A headmaster has been cleared of two charges of fraud while employed at two primary schools in the Wrexham area.

Nicholas Robert Hankin, 54, said he felt as if there had been a witch-hunt against him for the last two years and that it had “destroyed” his life.

Following a three-hour retirement at Mold Crown Court, the jury found Hankin ‘not guilty’.

Judge Niclas Parry told him: “You have been acquitted by a jury. You leave this court with your good character intact. You are discharged and you are free to leave.”

Outside court. a relieved Hankin contacted loved ones to tell them the news and said he would now be seeking a tribunal hearing.

He said he felt internal disciplinary procedures within Wrexham County Borough Council – under which he was dismissed for not sticking to procedures – should have awaited the outcome of the criminal trial.

“Really I feel that this has been a witch-hunt for two years,” he said.

“It has destroyed my life. It has caused me psychological problems and it has caused myself, my partner, my ex-wife and my child a lot of distress.”

Hankin said he now wanted to “start to see what I can do in terms of a tribunal to clear my name”.

He said: “I feel the disciplinary procedures should have taken place after the trial.

“All I have done is work hard.
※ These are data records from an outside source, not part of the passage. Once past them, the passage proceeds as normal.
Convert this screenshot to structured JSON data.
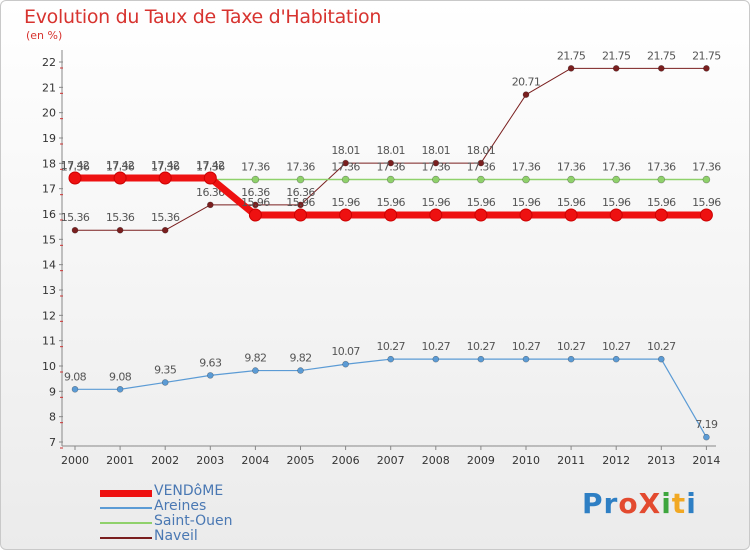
{
  "title": "Evolution du Taux de Taxe d'Habitation",
  "subtitle": "(en %)",
  "logo": {
    "text": "ProXiti",
    "letters": [
      "P",
      "r",
      "o",
      "X",
      "i",
      "t",
      "i"
    ],
    "colors": [
      "#2e7fc4",
      "#2e7fc4",
      "#e34a2f",
      "#e34a2f",
      "#3ea63e",
      "#f1a823",
      "#2e7fc4"
    ]
  },
  "chart_data": {
    "type": "line",
    "x": [
      2000,
      2001,
      2002,
      2003,
      2004,
      2005,
      2006,
      2007,
      2008,
      2009,
      2010,
      2011,
      2012,
      2013,
      2014
    ],
    "ylim": [
      7,
      22
    ],
    "yticks": [
      7,
      8,
      9,
      10,
      11,
      12,
      13,
      14,
      15,
      16,
      17,
      18,
      19,
      20,
      21,
      22
    ],
    "grid": false,
    "legend": "bottom-left",
    "series": [
      {
        "name": "Naveil",
        "color": "#7a1f1f",
        "width": 1,
        "marker": 3,
        "values": [
          15.36,
          15.36,
          15.36,
          16.36,
          16.36,
          16.36,
          18.01,
          18.01,
          18.01,
          18.01,
          20.71,
          21.75,
          21.75,
          21.75,
          21.75
        ],
        "labels": [
          "15.36",
          "15.36",
          "15.36",
          "16.36",
          "16.36",
          "16.36",
          "18.01",
          "18.01",
          "18.01",
          "18.01",
          "20.71",
          "21.75",
          "21.75",
          "21.75",
          "21.75"
        ]
      },
      {
        "name": "Saint-Ouen",
        "color": "#8fd16b",
        "width": 1.5,
        "marker": 3.5,
        "values": [
          17.36,
          17.36,
          17.36,
          17.36,
          17.36,
          17.36,
          17.36,
          17.36,
          17.36,
          17.36,
          17.36,
          17.36,
          17.36,
          17.36,
          17.36
        ],
        "labels": [
          "17.36",
          "17.36",
          "17.36",
          "17.36",
          "17.36",
          "17.36",
          "17.36",
          "17.36",
          "17.36",
          "17.36",
          "17.36",
          "17.36",
          "17.36",
          "17.36",
          "17.36"
        ]
      },
      {
        "name": "Areines",
        "color": "#5b9bd5",
        "width": 1.2,
        "marker": 3,
        "values": [
          9.08,
          9.08,
          9.35,
          9.63,
          9.82,
          9.82,
          10.07,
          10.27,
          10.27,
          10.27,
          10.27,
          10.27,
          10.27,
          10.27,
          7.19
        ],
        "labels": [
          "9.08",
          "9.08",
          "9.35",
          "9.63",
          "9.82",
          "9.82",
          "10.07",
          "10.27",
          "10.27",
          "10.27",
          "10.27",
          "10.27",
          "10.27",
          "10.27",
          "7.19"
        ]
      },
      {
        "name": "VENDôME",
        "color": "#ee1111",
        "width": 7,
        "marker": 6,
        "values": [
          17.42,
          17.42,
          17.42,
          17.42,
          15.96,
          15.96,
          15.96,
          15.96,
          15.96,
          15.96,
          15.96,
          15.96,
          15.96,
          15.96,
          15.96
        ],
        "labels": [
          "17.42",
          "17.42",
          "17.42",
          "17.42",
          "15.96",
          "15.96",
          "15.96",
          "15.96",
          "15.96",
          "15.96",
          "15.96",
          "15.96",
          "15.96",
          "15.96",
          "15.96"
        ]
      }
    ],
    "legend_order": [
      "VENDôME",
      "Areines",
      "Saint-Ouen",
      "Naveil"
    ]
  }
}
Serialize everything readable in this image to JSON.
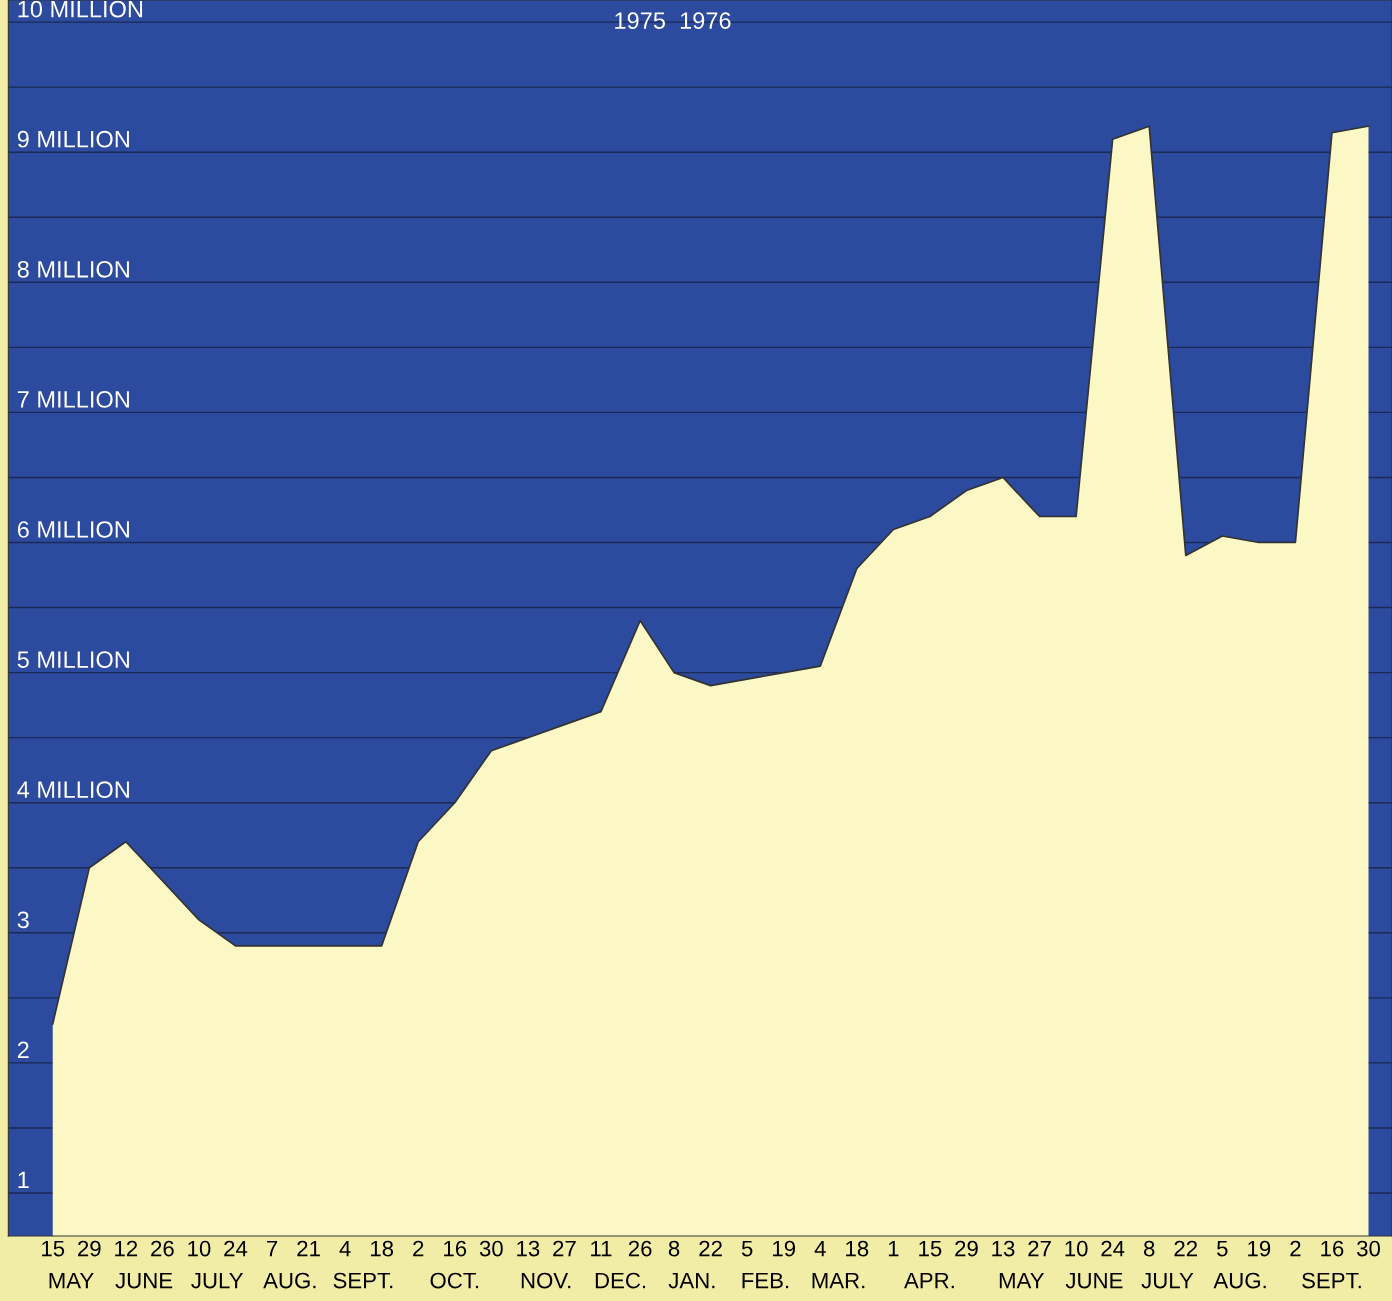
{
  "chart_data": {
    "type": "area",
    "title": "1975  1976",
    "x": [
      "1975-05-15",
      "1975-05-29",
      "1975-06-12",
      "1975-06-26",
      "1975-07-10",
      "1975-07-24",
      "1975-08-07",
      "1975-08-21",
      "1975-09-04",
      "1975-09-18",
      "1975-10-02",
      "1975-10-16",
      "1975-10-30",
      "1975-11-13",
      "1975-11-27",
      "1975-12-11",
      "1975-12-26",
      "1976-01-08",
      "1976-01-22",
      "1976-02-05",
      "1976-02-19",
      "1976-03-04",
      "1976-03-18",
      "1976-04-01",
      "1976-04-15",
      "1976-04-29",
      "1976-05-13",
      "1976-05-27",
      "1976-06-10",
      "1976-06-24",
      "1976-07-08",
      "1976-07-22",
      "1976-08-05",
      "1976-08-19",
      "1976-09-02",
      "1976-09-16",
      "1976-09-30"
    ],
    "series": [
      {
        "color": "#fbf8c6",
        "values": [
          2.3,
          3.5,
          3.7,
          3.4,
          3.1,
          2.9,
          2.9,
          2.9,
          2.9,
          2.9,
          3.7,
          4.0,
          4.4,
          4.5,
          4.6,
          4.7,
          5.4,
          5.0,
          4.9,
          4.95,
          5.0,
          5.05,
          5.8,
          6.1,
          6.2,
          6.4,
          6.5,
          6.2,
          6.2,
          9.1,
          9.2,
          5.9,
          6.05,
          6.0,
          6.0,
          9.15,
          9.2
        ]
      }
    ],
    "xlim": [
      "1975-04-28",
      "1976-10-09"
    ],
    "xticks": [
      {
        "value": "1975-05-15",
        "label": "15"
      },
      {
        "value": "1975-05-29",
        "label": "29"
      },
      {
        "value": "1975-06-12",
        "label": "12"
      },
      {
        "value": "1975-06-26",
        "label": "26"
      },
      {
        "value": "1975-07-10",
        "label": "10"
      },
      {
        "value": "1975-07-24",
        "label": "24"
      },
      {
        "value": "1975-08-07",
        "label": "7"
      },
      {
        "value": "1975-08-21",
        "label": "21"
      },
      {
        "value": "1975-09-04",
        "label": "4"
      },
      {
        "value": "1975-09-18",
        "label": "18"
      },
      {
        "value": "1975-10-02",
        "label": "2"
      },
      {
        "value": "1975-10-16",
        "label": "16"
      },
      {
        "value": "1975-10-30",
        "label": "30"
      },
      {
        "value": "1975-11-13",
        "label": "13"
      },
      {
        "value": "1975-11-27",
        "label": "27"
      },
      {
        "value": "1975-12-11",
        "label": "11"
      },
      {
        "value": "1975-12-26",
        "label": "26"
      },
      {
        "value": "1976-01-08",
        "label": "8"
      },
      {
        "value": "1976-01-22",
        "label": "22"
      },
      {
        "value": "1976-02-05",
        "label": "5"
      },
      {
        "value": "1976-02-19",
        "label": "19"
      },
      {
        "value": "1976-03-04",
        "label": "4"
      },
      {
        "value": "1976-03-18",
        "label": "18"
      },
      {
        "value": "1976-04-01",
        "label": "1"
      },
      {
        "value": "1976-04-15",
        "label": "15"
      },
      {
        "value": "1976-04-29",
        "label": "29"
      },
      {
        "value": "1976-05-13",
        "label": "13"
      },
      {
        "value": "1976-05-27",
        "label": "27"
      },
      {
        "value": "1976-06-10",
        "label": "10"
      },
      {
        "value": "1976-06-24",
        "label": "24"
      },
      {
        "value": "1976-07-08",
        "label": "8"
      },
      {
        "value": "1976-07-22",
        "label": "22"
      },
      {
        "value": "1976-08-05",
        "label": "5"
      },
      {
        "value": "1976-08-19",
        "label": "19"
      },
      {
        "value": "1976-09-02",
        "label": "2"
      },
      {
        "value": "1976-09-16",
        "label": "16"
      },
      {
        "value": "1976-09-30",
        "label": "30"
      }
    ],
    "ylim": [
      0.67,
      10.17
    ],
    "yticks": [
      {
        "value": 1,
        "label": "1"
      },
      {
        "value": 1.5,
        "label": null
      },
      {
        "value": 2,
        "label": "2"
      },
      {
        "value": 2.5,
        "label": null
      },
      {
        "value": 3,
        "label": "3"
      },
      {
        "value": 3.5,
        "label": null
      },
      {
        "value": 4,
        "label": "4 MILLION"
      },
      {
        "value": 4.5,
        "label": null
      },
      {
        "value": 5,
        "label": "5 MILLION"
      },
      {
        "value": 5.5,
        "label": null
      },
      {
        "value": 6,
        "label": "6 MILLION"
      },
      {
        "value": 6.5,
        "label": null
      },
      {
        "value": 7,
        "label": "7 MILLION"
      },
      {
        "value": 7.5,
        "label": null
      },
      {
        "value": 8,
        "label": "8 MILLION"
      },
      {
        "value": 8.5,
        "label": null
      },
      {
        "value": 9,
        "label": "9 MILLION"
      },
      {
        "value": 9.5,
        "label": null
      },
      {
        "value": 10,
        "label": "10 MILLION"
      }
    ],
    "grid": "y",
    "annotations": [
      "MAY",
      "JUNE",
      "JULY",
      "AUG.",
      "SEPT.",
      "OCT.",
      "NOV.",
      "DEC.",
      "JAN.",
      "FEB.",
      "MAR.",
      "APR.",
      "MAY",
      "JUNE",
      "JULY",
      "AUG.",
      "SEPT."
    ]
  }
}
I loved teaching. But I have not been near a school in two years.

“I was not able to do the job I had the ability to do.”

Hankin conceded he did have an impetuous nature and often made off the cuff decisions which could appear arrogant to others.
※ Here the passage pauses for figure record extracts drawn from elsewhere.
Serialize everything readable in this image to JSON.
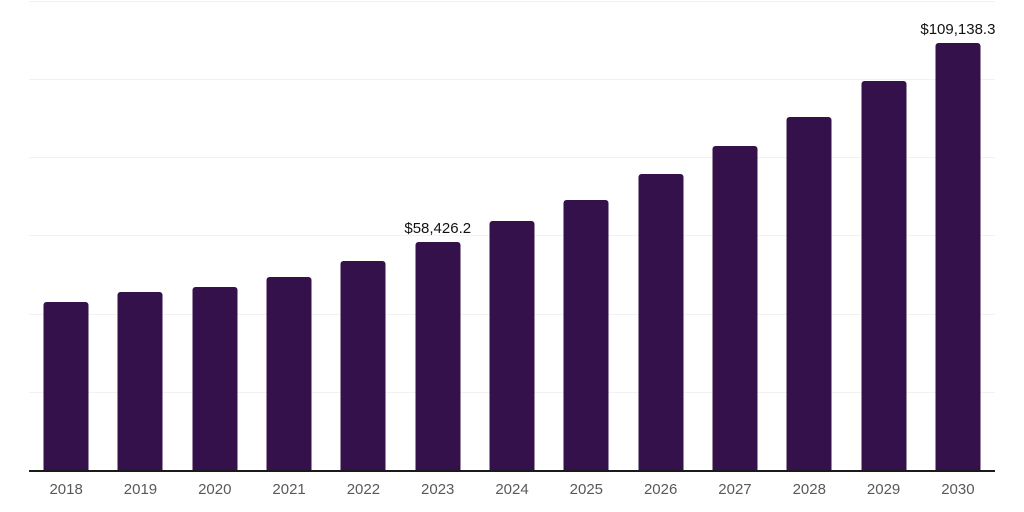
{
  "chart_data": {
    "type": "bar",
    "title": "",
    "xlabel": "",
    "ylabel": "",
    "categories": [
      "2018",
      "2019",
      "2020",
      "2021",
      "2022",
      "2023",
      "2024",
      "2025",
      "2026",
      "2027",
      "2028",
      "2029",
      "2030"
    ],
    "values": [
      43000,
      45500,
      46800,
      49400,
      53500,
      58426.2,
      63700,
      69100,
      75700,
      82900,
      90300,
      99500,
      109138.3
    ],
    "data_labels": [
      {
        "index": 5,
        "text": "$58,426.2"
      },
      {
        "index": 12,
        "text": "$109,138.3"
      }
    ],
    "ylim": [
      0,
      120000
    ],
    "gridline_interval": 20000,
    "grid": "horizontal",
    "y_axis_tick_labels_visible": false,
    "legend_position": "none"
  },
  "style": {
    "bar_color": "#34114a",
    "gridline_color": "#f2f2f2",
    "axis_line_color": "#1a1a1a",
    "tick_label_color": "#595959",
    "data_label_color": "#111111",
    "background_color": "#ffffff"
  }
}
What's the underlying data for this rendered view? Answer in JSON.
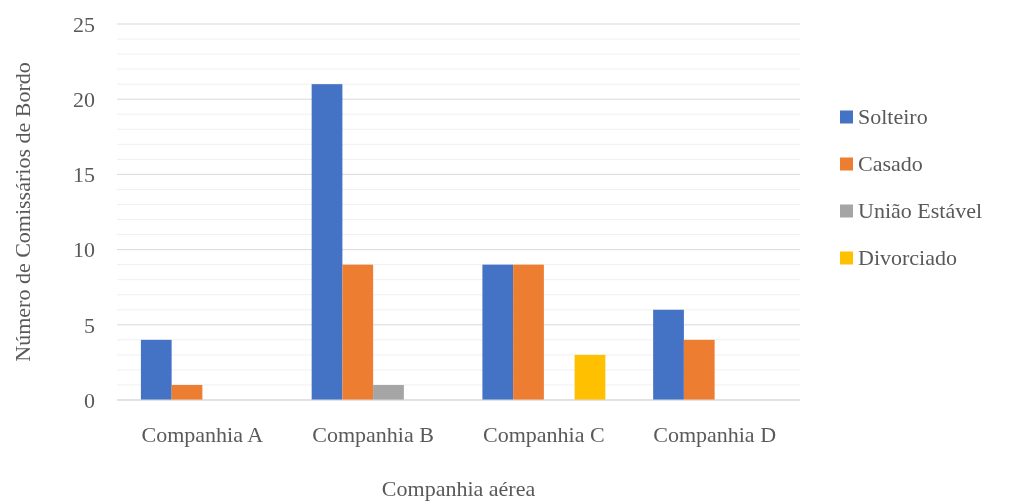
{
  "chart_data": {
    "type": "bar",
    "xlabel": "Companhia aérea",
    "ylabel": "Número de Comissários de Bordo",
    "categories": [
      "Companhia A",
      "Companhia B",
      "Companhia C",
      "Companhia D"
    ],
    "series": [
      {
        "name": "Solteiro",
        "color": "#4472c4",
        "values": [
          4,
          21,
          9,
          6
        ]
      },
      {
        "name": "Casado",
        "color": "#ed7d31",
        "values": [
          1,
          9,
          9,
          4
        ]
      },
      {
        "name": "União Estável",
        "color": "#a5a5a5",
        "values": [
          0,
          1,
          0,
          0
        ]
      },
      {
        "name": "Divorciado",
        "color": "#ffc000",
        "values": [
          0,
          0,
          3,
          0
        ]
      }
    ],
    "ylim": [
      0,
      25
    ],
    "yticks": [
      0,
      {
        "value": 1,
        "label": null
      },
      {
        "value": 2,
        "label": null
      },
      {
        "value": 3,
        "label": null
      },
      {
        "value": 4,
        "label": null
      },
      5,
      {
        "value": 6,
        "label": null
      },
      {
        "value": 7,
        "label": null
      },
      {
        "value": 8,
        "label": null
      },
      {
        "value": 9,
        "label": null
      },
      10,
      {
        "value": 11,
        "label": null
      },
      {
        "value": 12,
        "label": null
      },
      {
        "value": 13,
        "label": null
      },
      {
        "value": 14,
        "label": null
      },
      15,
      {
        "value": 16,
        "label": null
      },
      {
        "value": 17,
        "label": null
      },
      {
        "value": 18,
        "label": null
      },
      {
        "value": 19,
        "label": null
      },
      20,
      {
        "value": 21,
        "label": null
      },
      {
        "value": 22,
        "label": null
      },
      {
        "value": 23,
        "label": null
      },
      {
        "value": 24,
        "label": null
      },
      25
    ],
    "grid": true,
    "legend": "right"
  }
}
“But in all that I have done, I always had the children’s interests at heart,” he said.

Mold Crown Court heard how Hankin, of St George’s Road, Rhos-on-Sea, was suspended when it was allegedt he had entered into a lease agreement for two  personal Apple Mac laptops which were charged to Ysgol Gwenfro on the Caia Park Estate, where he had become headmaster a few months earlier.

Checks were made it was alleged he had done the same thing at his previous school, Ysgol Tanyfron at Wrexham, involving two other Apple Mac computers.
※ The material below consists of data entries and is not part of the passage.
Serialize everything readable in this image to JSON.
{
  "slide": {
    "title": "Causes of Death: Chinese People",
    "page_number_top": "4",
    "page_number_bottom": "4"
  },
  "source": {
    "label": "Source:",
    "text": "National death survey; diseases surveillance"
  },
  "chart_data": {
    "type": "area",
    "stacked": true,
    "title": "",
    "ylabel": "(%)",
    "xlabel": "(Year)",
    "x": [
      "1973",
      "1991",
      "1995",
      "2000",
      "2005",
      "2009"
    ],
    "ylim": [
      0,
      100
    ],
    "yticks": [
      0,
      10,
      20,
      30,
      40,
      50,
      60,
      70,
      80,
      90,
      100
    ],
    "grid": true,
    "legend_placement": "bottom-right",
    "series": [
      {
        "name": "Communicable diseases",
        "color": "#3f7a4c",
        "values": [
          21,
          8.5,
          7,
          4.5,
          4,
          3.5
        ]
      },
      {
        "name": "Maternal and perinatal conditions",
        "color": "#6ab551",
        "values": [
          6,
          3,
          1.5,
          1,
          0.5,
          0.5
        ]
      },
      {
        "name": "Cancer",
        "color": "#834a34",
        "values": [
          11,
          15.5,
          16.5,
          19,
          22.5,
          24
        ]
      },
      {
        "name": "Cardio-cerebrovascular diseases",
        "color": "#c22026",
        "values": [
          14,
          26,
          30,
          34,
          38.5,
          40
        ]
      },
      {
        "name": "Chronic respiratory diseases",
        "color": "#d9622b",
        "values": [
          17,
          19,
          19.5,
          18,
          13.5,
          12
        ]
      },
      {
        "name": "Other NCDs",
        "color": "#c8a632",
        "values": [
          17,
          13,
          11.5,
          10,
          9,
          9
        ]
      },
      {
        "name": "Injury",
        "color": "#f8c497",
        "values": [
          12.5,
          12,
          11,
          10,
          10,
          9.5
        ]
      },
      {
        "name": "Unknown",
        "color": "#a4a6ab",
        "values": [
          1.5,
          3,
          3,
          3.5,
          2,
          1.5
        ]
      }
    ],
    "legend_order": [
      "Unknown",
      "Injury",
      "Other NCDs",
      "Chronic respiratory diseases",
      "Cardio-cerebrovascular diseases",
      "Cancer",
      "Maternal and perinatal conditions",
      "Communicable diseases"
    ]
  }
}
He denied that two of the computers were used as Christmas presents for his partner and son.

Hankin pleaded ‘not guilty’ to two charges of fraud while in a position of trust dating back to 2014 and 2015 and the jury of eight women and four men formally found him not guilty.

Prosecuting barrister John Philpotts alleged he defrauded the two primary schools by abusing his responsible position as headmaster in order to acquire IT equipment without authority for his unauthorised personal use.

At Ysgol Gwenfro two Apple Mac laptop computers had been obtained on a three year lease at £370 a quarter.

It would have cost the school £4,460.

He alleged that the headmaster had not used the proper procedures to obtain them and had not sought the approval of governors to enter into that agreement on behalf of the school.

The auditor carried out checks at the defendant’s former school, Ysgol Tanyfron.

It was found that he had entered into an unauthorised financial agreement at that school over two laptops.

The deputy head-teacher had recalled seeing two Apple Mac laptops on his desk and it was alleged that he had told her that they were Christmas presents for his wife and son, a claim he later denied.

Mr Philpotts said that the two computers were eventually returned, one in a damaged state.

Hankin said he became head at Ysgol Tanyfron in Wrexham in 2012 and while there was also asked to take on the acting headship at St Mary’s in Brymbo.

At Easter 2015 he was appointed head at Ysgol Gwenfro.

He had procured a number of items of equipment, not simply the four laptops subject to the fraud charge.

Hankin said he did not always go through the local authority procurement scheme, but said he did not believe he was doing anything wrong.

He believed that he was operating within his credit limit of £15,000 where he did not need governors’ approval.

He  “never conceived” that he would keep any equipment for himself or that he was putting a school at risk of financial loss.

He had definitely not considered his actions dishonest.

“Nothing was hidden at all,” he said. 

He denied that computers had been “wiped” to hide what they had previously been used for.

Defending barrister Duncan Bould said that his client had been transparent and that delivery notes and other documents relating to the computers were available at the schools for all to see.